What Employers Want You to Know at the Job Fair

By: McKenzie

Editor’s Note: McKenzie recently attended a C&IS student employee training featuring a panel of employers who regularly recruit UMD students. Here is what she learned.

Navigating job fair season can be a nerve-wracking and stressful time. Even seasoned pros get the jitters about all the career-related possibilities a job fair has in store. However, what if there was a way to ease the nerves? Turns out you are in luck because there is, in fact, a way to take on this task.

What employers want you to know at the job fair

Do Your Research
Employers unanimously agree knowing a thing or two about the company is completely awesome. It shows initiative and genuine interest in the company.

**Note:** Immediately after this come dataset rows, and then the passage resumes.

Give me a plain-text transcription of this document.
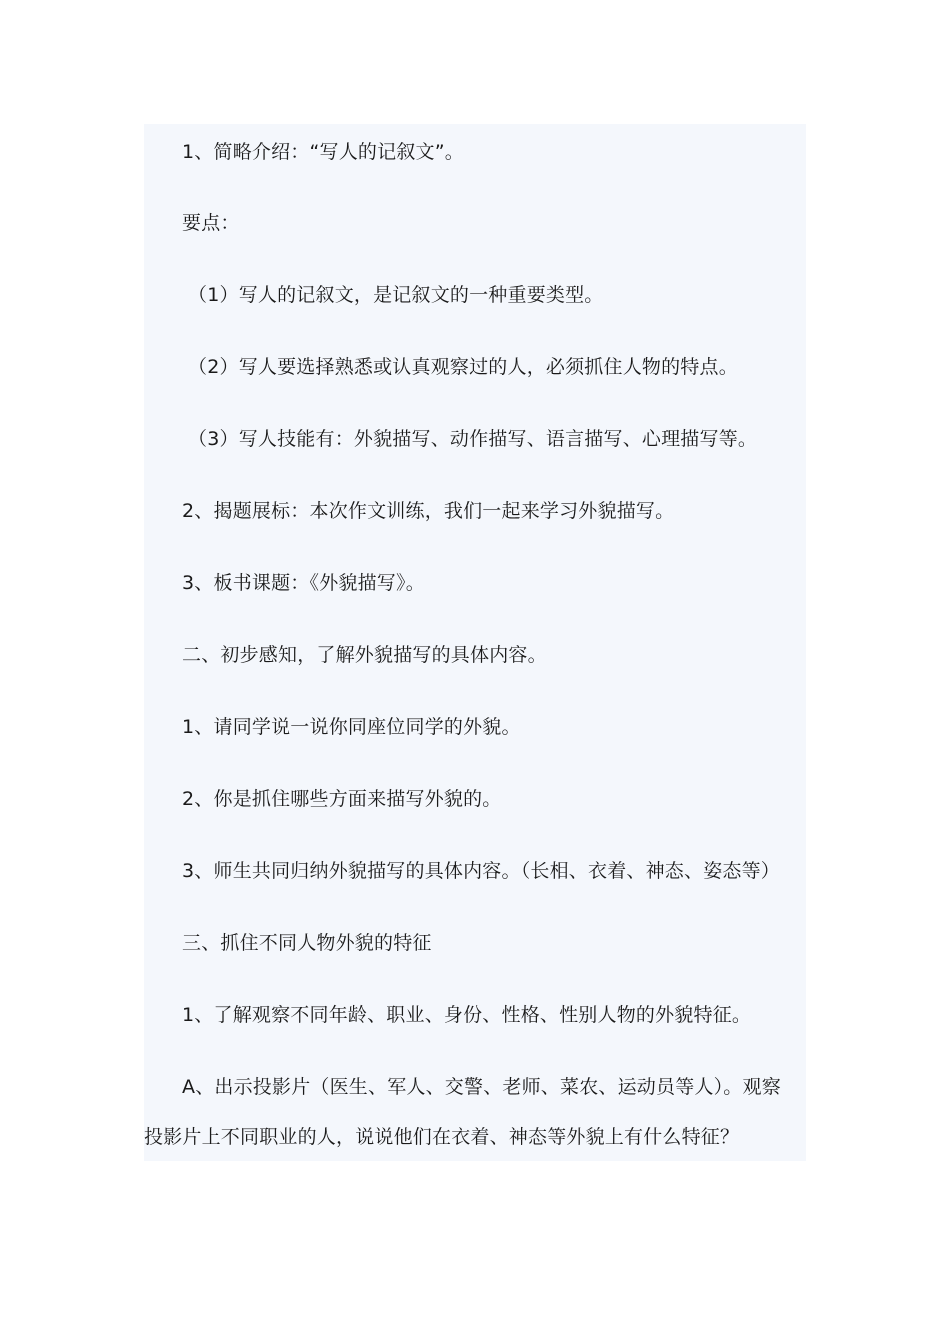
1、简略介绍：“写人的记叙文”。
要点：
（1）写人的记叙文，是记叙文的一种重要类型。
（2）写人要选择熟悉或认真观察过的人，必须抓住人物的特点。
（3）写人技能有：外貌描写、动作描写、语言描写、心理描写等。
2、揭题展标：本次作文训练，我们一起来学习外貌描写。
3、板书课题：《外貌描写》。
二、初步感知，了解外貌描写的具体内容。
1、请同学说一说你同座位同学的外貌。
2、你是抓住哪些方面来描写外貌的。
3、师生共同归纳外貌描写的具体内容。（长相、衣着、神态、姿态等）
三、抓住不同人物外貌的特征
1、了解观察不同年龄、职业、身份、性格、性别人物的外貌特征。
A、出示投影片（医生、军人、交警、老师、菜农、运动员等人）。观察
投影片上不同职业的人，说说他们在衣着、神态等外貌上有什么特征？
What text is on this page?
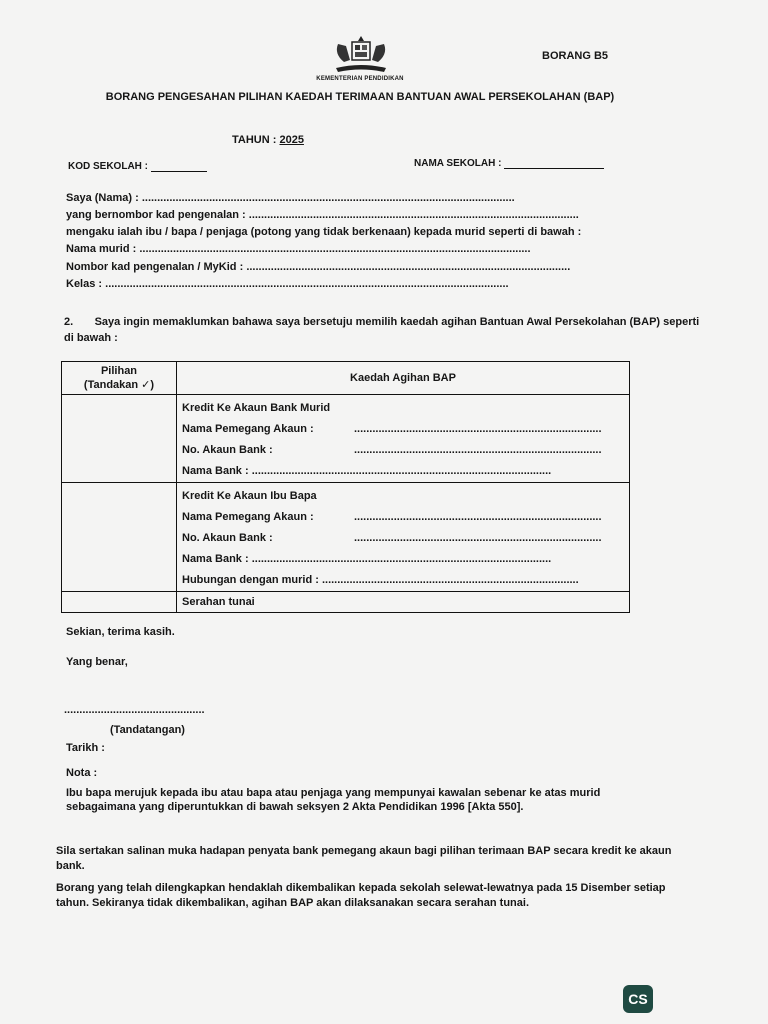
KEMENTERIAN PENDIDIKAN
BORANG B5
BORANG PENGESAHAN PILIHAN KAEDAH TERIMAAN BANTUAN AWAL PERSEKOLAHAN (BAP)
TAHUN : 2025
KOD SEKOLAH :	NAMA SEKOLAH :
Saya (Nama) : ..........................................................................................................................
yang bernombor kad pengenalan : ............................................................................................................
mengaku ialah ibu / bapa / penjaga (potong yang tidak berkenaan) kepada murid seperti di bawah :
Nama murid : ................................................................................................................................
Nombor kad pengenalan / MyKid : ..........................................................................................................
Kelas : ....................................................................................................................................
2. Saya ingin memaklumkan bahawa saya bersetuju memilih kaedah agihan Bantuan Awal Persekolahan (BAP) seperti di bawah :
Pilihan
(Tandakan ✓)	Kaedah Agihan BAP

	Kredit Ke Akaun Bank Murid
Nama Pemegang Akaun : .................................................................................
No. Akaun Bank : .................................................................................
Nama Bank : ..................................................................................................

	Kredit Ke Akaun Ibu Bapa
Nama Pemegang Akaun : .................................................................................
No. Akaun Bank : .................................................................................
Nama Bank : ..................................................................................................
Hubungan dengan murid : ....................................................................................

	Serahan tunai
Sekian, terima kasih.
Yang benar,
..............................................
(Tandatangan)
Tarikh :
Nota :
Ibu bapa merujuk kepada ibu atau bapa atau penjaga yang mempunyai kawalan sebenar ke atas murid sebagaimana yang diperuntukkan di bawah seksyen 2 Akta Pendidikan 1996 [Akta 550].
Sila sertakan salinan muka hadapan penyata bank pemegang akaun bagi pilihan terimaan BAP secara kredit ke akaun bank.
Borang yang telah dilengkapkan hendaklah dikembalikan kepada sekolah selewat-lewatnya pada 15 Disember setiap tahun. Sekiranya tidak dikembalikan, agihan BAP akan dilaksanakan secara serahan tunai.
CS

When recruiters know you have an interest in the company, the conversation becomes more worthwhile and you can get better insight because of the questions you ask.

Ask Questions
If you have done your research then this one is a no-brainer. Trust me, recruiters have been giving the same spiel about their company all day so changing it up a little bit can go a long way. Not only does it help you learn more detailed information about the company, it also allows employers to gauge opportunities which may best fit you.

Recruiters Can’t Always Take Your Resume
This is a big one! I have heard it from recruiters myself. They may not be able to take your resume and this can be really confusing for students. Some recruiters can work with your resume to help you find matching jobs within the company, but even if they take your resume it does not guarantee you a position. Most companies have an online system they use for applications now so it is important to make sure you communicate with recruiters to learn the best ways to apply for opportunities in their company.

Fill Out the Entire Application
Although you may not apply for jobs online at the job fair, it is still important to remember to fill out their application completely. Many applicants do not fill out an online application to its full extent or put information such as, “see resume” and this is a really great way to end up at the bottom of the list of applicants. Be sure to fully answer questions on applications, even if it is the millionth job you have applied for today. Companies will not ask questions if they are not interested in the answer.

Dress For the Job You Want
It’s the age-old saying, “Dress for the job you want, not the one you have,” and it still tends to ring true. If you are attending the job fair to work in a business where you are expected to dress business casual daily then it would be in your best interest to dress for the job. It never hurts to set a good first impression.

Job hunting can feel scary, but it’s not. If you come to the job fair prepared with a plan then you are in for some smooth sailing. Whether it is your first time at fair or your last time, it is better to be there than not. You have already shown your interest by being present so get on it and get out there.